If the one party tenders work, and the other refuses to accept it, the tenderor may elect to treat the contract as repudiated, and sue for damages. On the other hand, if a debtor tenders payment, and the creditor refuses to accept it, the debt is not discharged. The debtor must continue and remain ready to
pay the debt. Should the creditor sue, the debtor can plead that he duly tendered it - but he must still pay the money into court.
As we said before, unless the contract provides otherwise, strictly speaking, tender of payment must be in legal tender. The creditor is not bound to accept a cheque or other instrument of payment. That is the old rule but nowadays, in commercial transactions, any recognised method of transferring money which gives the creditor immediate use of the funds will suffice.
Note: Specific rules as to payment and performance apply to contracts for the sale and supply of goods (see later).
B. DISCHARGE BY AGREEMENT
You would think that, as a contract comes into existence only by agreement, its discharge, or ending, could equally easily be effected by agreement. Up to a point, this is true but, in the same way as there are various technical rules governing the valid formation of the contract, so there are rules, some rather artificial, governing its discharge.

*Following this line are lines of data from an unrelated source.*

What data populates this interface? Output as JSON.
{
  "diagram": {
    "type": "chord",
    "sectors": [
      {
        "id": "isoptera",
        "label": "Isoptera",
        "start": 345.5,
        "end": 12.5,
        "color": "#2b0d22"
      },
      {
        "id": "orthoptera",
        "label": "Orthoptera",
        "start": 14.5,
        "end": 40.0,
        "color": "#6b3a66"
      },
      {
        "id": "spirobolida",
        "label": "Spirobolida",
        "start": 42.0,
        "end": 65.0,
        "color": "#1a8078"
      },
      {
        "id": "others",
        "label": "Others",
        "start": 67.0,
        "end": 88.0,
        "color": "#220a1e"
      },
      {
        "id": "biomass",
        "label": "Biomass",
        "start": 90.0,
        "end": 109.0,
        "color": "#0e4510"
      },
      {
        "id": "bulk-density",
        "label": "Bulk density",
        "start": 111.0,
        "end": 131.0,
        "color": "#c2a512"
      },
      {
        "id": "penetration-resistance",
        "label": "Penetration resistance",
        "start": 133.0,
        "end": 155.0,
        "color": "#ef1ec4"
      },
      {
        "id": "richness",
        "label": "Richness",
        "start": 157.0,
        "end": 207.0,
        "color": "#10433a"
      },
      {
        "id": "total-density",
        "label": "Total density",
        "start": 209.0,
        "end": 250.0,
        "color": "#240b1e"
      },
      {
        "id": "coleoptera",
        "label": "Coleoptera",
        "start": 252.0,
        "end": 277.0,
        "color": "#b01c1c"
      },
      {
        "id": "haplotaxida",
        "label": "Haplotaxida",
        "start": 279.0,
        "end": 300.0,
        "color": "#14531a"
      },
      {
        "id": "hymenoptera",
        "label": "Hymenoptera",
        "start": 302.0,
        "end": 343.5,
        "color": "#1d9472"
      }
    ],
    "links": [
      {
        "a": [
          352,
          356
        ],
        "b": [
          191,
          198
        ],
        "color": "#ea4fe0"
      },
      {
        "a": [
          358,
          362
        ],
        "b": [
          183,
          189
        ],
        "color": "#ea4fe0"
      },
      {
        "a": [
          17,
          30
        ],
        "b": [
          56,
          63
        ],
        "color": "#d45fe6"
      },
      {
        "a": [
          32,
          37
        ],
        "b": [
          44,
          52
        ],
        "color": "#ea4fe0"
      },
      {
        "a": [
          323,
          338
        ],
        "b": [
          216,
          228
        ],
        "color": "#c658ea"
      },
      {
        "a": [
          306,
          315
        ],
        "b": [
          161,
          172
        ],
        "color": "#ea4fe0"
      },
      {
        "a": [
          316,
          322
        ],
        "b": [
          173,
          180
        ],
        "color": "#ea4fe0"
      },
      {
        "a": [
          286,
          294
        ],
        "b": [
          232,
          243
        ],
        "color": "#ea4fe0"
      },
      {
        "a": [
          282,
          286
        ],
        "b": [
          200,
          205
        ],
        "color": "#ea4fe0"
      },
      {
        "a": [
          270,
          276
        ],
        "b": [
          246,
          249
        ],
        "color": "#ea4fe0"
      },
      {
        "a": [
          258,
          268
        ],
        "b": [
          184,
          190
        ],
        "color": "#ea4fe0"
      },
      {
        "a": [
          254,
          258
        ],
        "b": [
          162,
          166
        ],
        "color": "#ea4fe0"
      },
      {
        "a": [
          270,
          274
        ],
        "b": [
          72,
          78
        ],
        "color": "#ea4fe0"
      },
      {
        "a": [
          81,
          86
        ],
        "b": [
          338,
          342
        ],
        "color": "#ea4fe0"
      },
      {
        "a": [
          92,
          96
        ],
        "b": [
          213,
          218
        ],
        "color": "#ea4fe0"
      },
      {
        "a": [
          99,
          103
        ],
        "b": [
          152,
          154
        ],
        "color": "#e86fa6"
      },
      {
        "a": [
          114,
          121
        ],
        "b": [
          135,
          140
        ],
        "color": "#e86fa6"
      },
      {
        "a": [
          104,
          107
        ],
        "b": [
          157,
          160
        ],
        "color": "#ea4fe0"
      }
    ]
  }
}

There are four ways in which a contract can be discharged by agreement - by “release”; by “accord and satisfaction”; by “rescission”; and by some provision contained in the contract itself. Let us look at these in some detail.
Release
If one party releases another from his obligations, there is, normally, no consideration for the act. This applies where the party releasing the other has fully performed all his obligations, while the other has not. If both of them still have obligations to perform, the consideration for each foregoing his rights is the foregoing by the other. However, if there is no consideration a unilateral release can be effective only if it is under seal. You will remember that a contract under seal is valid even if no consideration is present.
An agreement not to sue in perpetuity has always amounted to a “release”. However, such a covenant for a limited time only was at common law not a valid release. Equity, however, would interfere to grant an injunction to prevent a party suing in breach of his agreement not to. Hence, as equity prevails, an agreement not to sue is, in effect, a valid release, whether it be in perpetuity or for a limited time - provided, of course, the agreement is either for valuable consideration or under seal.